So, what’s in the water in Chengmai that has the people outliving their counterparts in other countries? Experts say it’s a combination of lifestyle habits promoted by the environment. “There is not a lot of industry, the climate is good, they can get exercise easily, and the diet is healthy; they have plenty of fresh fruit and vegetables, and the soil is also naturally high in selenium,” which is an essential nutrient, Jennifer Holdaway, head of the China Environment and Health Initiative of the Social Science Research Council, said after visiting Chengmai last year.
Other old-timer locals say it’s the simple life that has kept them alive for so long. Healthy lifestyles that naturally include physical activity lend well to longevity. “I’ve never done any exercise, except hard farm work,” 86-year-old Wang Kailu, who lives in a concrete shack with his wife, said. Wang and his wife live in a small and extremely basic home, using water that he draws from a well to water his small vegetable plot, which sustains the two of them.
A key ingredient to longevity, many locals are claiming, is the regular consumption of alcohol. A local grain spirit called “Three Coconut Spring” is the drink of choice for locals, including Xu Yuhe, who is 104 and told AFP that she takes daily shots of the drink.
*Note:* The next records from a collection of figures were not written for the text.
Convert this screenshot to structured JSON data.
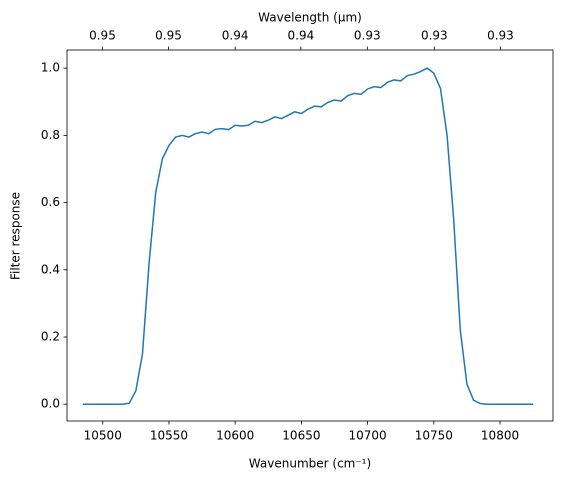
{
  "chart_data": {
    "type": "line",
    "xlabel": "Wavenumber (cm⁻¹)",
    "ylabel": "Filter response",
    "x2label": "Wavelength (μm)",
    "series": [
      {
        "color": "#1f77b4",
        "x": [
          10485,
          10490,
          10495,
          10500,
          10505,
          10510,
          10515,
          10520,
          10525,
          10530,
          10535,
          10540,
          10545,
          10550,
          10555,
          10560,
          10565,
          10570,
          10575,
          10580,
          10585,
          10590,
          10595,
          10600,
          10605,
          10610,
          10615,
          10620,
          10625,
          10630,
          10635,
          10640,
          10645,
          10650,
          10655,
          10660,
          10665,
          10670,
          10675,
          10680,
          10685,
          10690,
          10695,
          10700,
          10705,
          10710,
          10715,
          10720,
          10725,
          10730,
          10735,
          10740,
          10745,
          10750,
          10755,
          10760,
          10765,
          10770,
          10775,
          10780,
          10785,
          10790,
          10795,
          10800,
          10805,
          10810,
          10815,
          10820,
          10825
        ],
        "values": [
          0,
          0,
          0,
          0,
          0,
          0,
          0,
          0.003,
          0.04,
          0.15,
          0.42,
          0.63,
          0.73,
          0.77,
          0.795,
          0.8,
          0.795,
          0.805,
          0.81,
          0.805,
          0.818,
          0.82,
          0.817,
          0.83,
          0.828,
          0.83,
          0.842,
          0.838,
          0.845,
          0.855,
          0.85,
          0.86,
          0.87,
          0.865,
          0.878,
          0.887,
          0.885,
          0.898,
          0.905,
          0.902,
          0.918,
          0.925,
          0.922,
          0.938,
          0.945,
          0.942,
          0.958,
          0.965,
          0.962,
          0.978,
          0.982,
          0.99,
          1.0,
          0.985,
          0.94,
          0.8,
          0.55,
          0.22,
          0.06,
          0.012,
          0.002,
          0,
          0,
          0,
          0,
          0,
          0,
          0,
          0
        ]
      }
    ],
    "xlim": [
      10473,
      10840
    ],
    "xticks": [
      10500,
      10550,
      10600,
      10650,
      10700,
      10750,
      10800
    ],
    "ylim": [
      -0.05,
      1.054
    ],
    "yticks": [
      {
        "value": 0,
        "label": "0.0"
      },
      0.2,
      0.4,
      0.6,
      0.8,
      {
        "value": 1,
        "label": "1.0"
      }
    ],
    "x2ticks": [
      {
        "value": 0.9524,
        "label": "0.95"
      },
      {
        "value": 0.9479,
        "label": "0.95"
      },
      {
        "value": 0.9434,
        "label": "0.94"
      },
      {
        "value": 0.939,
        "label": "0.94"
      },
      {
        "value": 0.9346,
        "label": "0.93"
      },
      {
        "value": 0.9302,
        "label": "0.93"
      },
      {
        "value": 0.9259,
        "label": "0.93"
      }
    ]
  }
}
Sheng She, who at 80 doesn’t have quite as many decades under her belt, also says that drinking is part of her daily ritual, indulging in the same spirit as Xu.
A study sponsored by Chengmai’s Communist Party committee found that the lifespans of residents are a result of a combination of “diligent, simple-minded and magnanimous" lifestyle as well as "mainly taking a vegetarian diet, eating sensibly" and the classic "early to bed, early to rise.”
While all of that may be true, many locals still insist that alcohol is just as integral in the routine of a healthy life. “I drink alcohol every evening, just a little bit, it helps you feel warm,” Sheng said.